The film is named after Queen’s most famous song but interestingly as the Inquisitr reported earlier, according to Mercury’s biographer Lesley-Ann Jones, the playfully obscure lyrics of the song are a confession by Mercury of his sexuality.

“It had never occurred to me, but ‘Bohemian Rhapsody’ was Freddie’s coming-out song, written in a time when he wasn’t able to be honest and open about his sexuality. It was a very covert statement about who he was as a gay man, which he couldn’t come out directly and say because of the lifestyle he was leading.”

The Daily Mail reports that Mercury’s close friend, Sir Tim Rice, agrees with Ann Jones’s revelation.

“It’s fairly obvious to me this was Freddie’s coming-out song. I’ve spoken to Roger Taylor about it.

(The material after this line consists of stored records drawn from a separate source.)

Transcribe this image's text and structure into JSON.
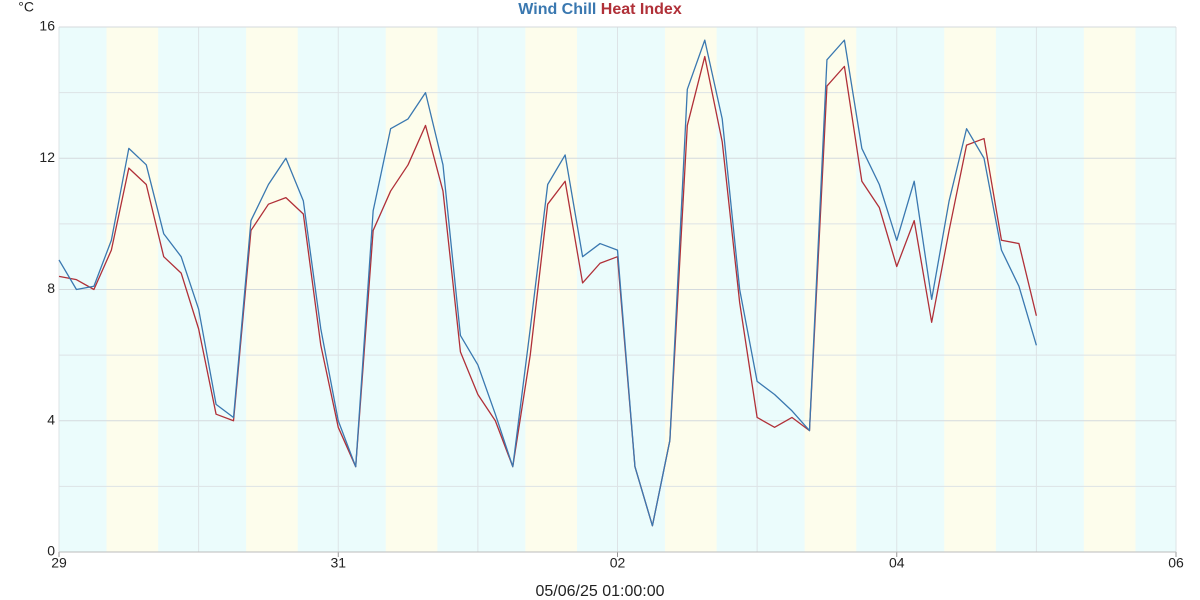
{
  "chart_data": {
    "type": "line",
    "y_label": "°C",
    "footer": "05/06/25 01:00:00",
    "x": [
      0,
      0.125,
      0.25,
      0.375,
      0.5,
      0.625,
      0.75,
      0.875,
      1,
      1.125,
      1.25,
      1.375,
      1.5,
      1.625,
      1.75,
      1.875,
      2,
      2.125,
      2.25,
      2.375,
      2.5,
      2.625,
      2.75,
      2.875,
      3,
      3.125,
      3.25,
      3.375,
      3.5,
      3.625,
      3.75,
      3.875,
      4,
      4.125,
      4.25,
      4.375,
      4.5,
      4.625,
      4.75,
      4.875,
      5,
      5.125,
      5.25,
      5.375,
      5.5,
      5.625,
      5.75,
      5.875,
      6,
      6.125,
      6.25,
      6.375,
      6.5,
      6.625,
      6.75,
      6.875,
      7
    ],
    "series": [
      {
        "name": "Wind Chill",
        "color": "#3a78b0",
        "values": [
          8.9,
          8.0,
          8.1,
          9.5,
          12.3,
          11.8,
          9.7,
          9.0,
          7.4,
          4.5,
          4.1,
          10.1,
          11.2,
          12.0,
          10.7,
          6.8,
          4.0,
          2.6,
          10.4,
          12.9,
          13.2,
          14.0,
          11.8,
          6.6,
          5.7,
          4.2,
          2.6,
          6.8,
          11.2,
          12.1,
          9.0,
          9.4,
          9.2,
          2.6,
          0.8,
          3.4,
          14.1,
          15.6,
          13.2,
          8.0,
          5.2,
          4.8,
          4.3,
          3.7,
          15.0,
          15.6,
          12.3,
          11.2,
          9.5,
          11.3,
          7.7,
          10.7,
          12.9,
          12.0,
          9.2,
          8.1,
          6.3
        ]
      },
      {
        "name": "Heat Index",
        "color": "#b03038",
        "values": [
          8.4,
          8.3,
          8.0,
          9.2,
          11.7,
          11.2,
          9.0,
          8.5,
          6.8,
          4.2,
          4.0,
          9.8,
          10.6,
          10.8,
          10.3,
          6.3,
          3.8,
          2.6,
          9.8,
          11.0,
          11.8,
          13.0,
          11.0,
          6.1,
          4.8,
          4.0,
          2.6,
          6.0,
          10.6,
          11.3,
          8.2,
          8.8,
          9.0,
          2.6,
          0.8,
          3.4,
          13.0,
          15.1,
          12.5,
          7.6,
          4.1,
          3.8,
          4.1,
          3.7,
          14.2,
          14.8,
          11.3,
          10.5,
          8.7,
          10.1,
          7.0,
          9.8,
          12.4,
          12.6,
          9.5,
          9.4,
          7.2
        ]
      }
    ],
    "xlim": [
      0,
      8
    ],
    "xticks": [
      {
        "value": 0,
        "label": "29"
      },
      {
        "value": 2,
        "label": "31"
      },
      {
        "value": 4,
        "label": "02"
      },
      {
        "value": 6,
        "label": "04"
      },
      {
        "value": 8,
        "label": "06"
      }
    ],
    "ylim": [
      0,
      16
    ],
    "yticks": [
      0,
      4,
      8,
      12,
      16
    ],
    "grid": true
  }
}
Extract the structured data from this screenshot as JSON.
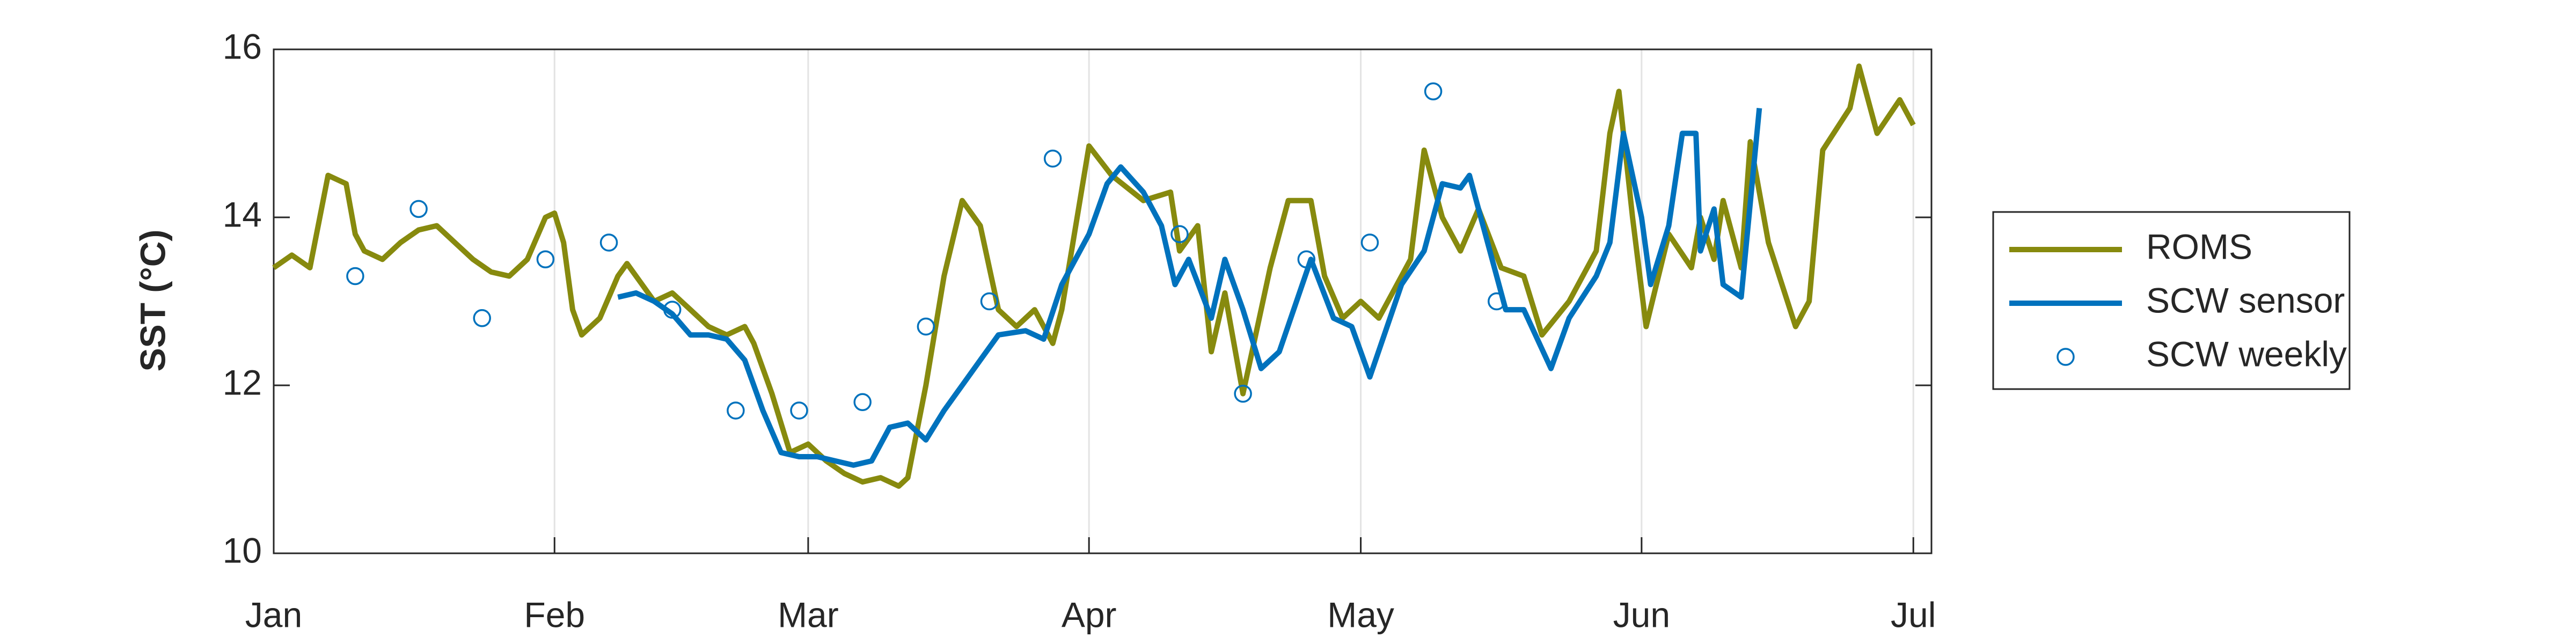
{
  "chart_data": {
    "type": "line",
    "y_label": "SST (°C)",
    "xlim": [
      0,
      183
    ],
    "xticks": [
      {
        "value": 0,
        "label": "Jan"
      },
      {
        "value": 31,
        "label": "Feb"
      },
      {
        "value": 59,
        "label": "Mar"
      },
      {
        "value": 90,
        "label": "Apr"
      },
      {
        "value": 120,
        "label": "May"
      },
      {
        "value": 151,
        "label": "Jun"
      },
      {
        "value": 181,
        "label": "Jul"
      }
    ],
    "ylim": [
      10,
      16
    ],
    "yticks": [
      10,
      12,
      14,
      16
    ],
    "grid": "x",
    "legend": "right",
    "series": [
      {
        "name": "ROMS",
        "color": "#878a0e",
        "style": "line",
        "x": [
          0,
          2,
          4,
          6,
          8,
          9,
          10,
          12,
          14,
          16,
          18,
          20,
          22,
          24,
          26,
          28,
          30,
          31,
          32,
          33,
          34,
          36,
          38,
          39,
          40,
          42,
          44,
          46,
          48,
          50,
          52,
          53,
          55,
          57,
          59,
          61,
          63,
          65,
          67,
          69,
          70,
          72,
          74,
          76,
          78,
          80,
          82,
          84,
          86,
          87,
          90,
          92.5,
          96,
          99,
          100,
          102,
          103.5,
          105,
          107,
          110,
          112,
          114.5,
          116,
          118,
          120,
          122,
          125.5,
          127,
          129,
          131,
          133,
          135.5,
          138,
          140,
          143,
          146,
          147.5,
          148.5,
          150,
          151.5,
          154,
          156.5,
          157.5,
          159,
          160,
          162,
          163,
          165,
          168,
          169.5,
          171,
          174,
          175,
          177,
          179.5,
          181
        ],
        "values": [
          13.4,
          13.55,
          13.4,
          14.5,
          14.4,
          13.8,
          13.6,
          13.5,
          13.7,
          13.85,
          13.9,
          13.7,
          13.5,
          13.35,
          13.3,
          13.5,
          14.0,
          14.05,
          13.7,
          12.9,
          12.6,
          12.8,
          13.3,
          13.45,
          13.3,
          13.0,
          13.1,
          12.9,
          12.7,
          12.6,
          12.7,
          12.5,
          11.9,
          11.2,
          11.3,
          11.1,
          10.95,
          10.85,
          10.9,
          10.8,
          10.9,
          12.0,
          13.3,
          14.2,
          13.9,
          12.9,
          12.7,
          12.9,
          12.5,
          12.9,
          14.85,
          14.5,
          14.2,
          14.3,
          13.6,
          13.9,
          12.4,
          13.1,
          11.9,
          13.4,
          14.2,
          14.2,
          13.3,
          12.8,
          13.0,
          12.8,
          13.5,
          14.8,
          14.0,
          13.6,
          14.1,
          13.4,
          13.3,
          12.6,
          13.0,
          13.6,
          15.0,
          15.5,
          14.0,
          12.7,
          13.8,
          13.4,
          14.0,
          13.5,
          14.2,
          13.4,
          14.9,
          13.7,
          12.7,
          13.0,
          14.8,
          15.3,
          15.8,
          15.0,
          15.4,
          15.1
        ]
      },
      {
        "name": "SCW sensor",
        "color": "#0072bd",
        "style": "line",
        "x": [
          38,
          40,
          42,
          44,
          46,
          48,
          50,
          52,
          54,
          56,
          58,
          60,
          62,
          64,
          66,
          68,
          70,
          72,
          74,
          76,
          78,
          80,
          83,
          85,
          87,
          90,
          92,
          93.5,
          96,
          98,
          99.5,
          101,
          103.5,
          105,
          107,
          109,
          111,
          114.5,
          117,
          119,
          121,
          124.5,
          127,
          129,
          131,
          132,
          135,
          136,
          138,
          141,
          143,
          146,
          147.5,
          149,
          151,
          152,
          154,
          155.5,
          157,
          157.5,
          159,
          160,
          162,
          164
        ],
        "values": [
          13.05,
          13.1,
          13.0,
          12.85,
          12.6,
          12.6,
          12.55,
          12.3,
          11.7,
          11.2,
          11.15,
          11.15,
          11.1,
          11.05,
          11.1,
          11.5,
          11.55,
          11.35,
          11.7,
          12.0,
          12.3,
          12.6,
          12.65,
          12.55,
          13.2,
          13.8,
          14.4,
          14.6,
          14.3,
          13.9,
          13.2,
          13.5,
          12.8,
          13.5,
          12.9,
          12.2,
          12.4,
          13.5,
          12.8,
          12.7,
          12.1,
          13.2,
          13.6,
          14.4,
          14.35,
          14.5,
          13.3,
          12.9,
          12.9,
          12.2,
          12.8,
          13.3,
          13.7,
          15.0,
          14.0,
          13.2,
          13.9,
          15.0,
          15.0,
          13.6,
          14.1,
          13.2,
          13.05,
          15.3
        ]
      },
      {
        "name": "SCW weekly",
        "color": "#0072bd",
        "style": "marker",
        "x": [
          9,
          16,
          23,
          30,
          37,
          44,
          51,
          58,
          65,
          72,
          79,
          86,
          100,
          107,
          114,
          121,
          128,
          135
        ],
        "values": [
          13.3,
          14.1,
          12.8,
          13.5,
          13.7,
          12.9,
          11.7,
          11.7,
          11.8,
          12.7,
          13.0,
          14.7,
          13.8,
          11.9,
          13.5,
          13.7,
          15.5,
          13.0
        ]
      }
    ]
  }
}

There is a very clear message in it. This is Freddie admitting that he is gay.

“In the line ‘Mama, I just killed a man’ he’s killed the old Freddie, his former image. ‘Put a gun against his head, pulled my trigger, now he’s dead’ he’s dead, the straight person he was originally. He’s destroyed the man he was trying to be, and now this is him, trying to live with the new Freddie.

‘”I see a little silhouetto of a man’ – that’s him, still being haunted by what he’s done, and what he is.

“Every time I hear the song I think of him trying to shake off one Freddie and embracing another – even all these years. Do I think he managed it? I think he was in the process of managing it rather well.”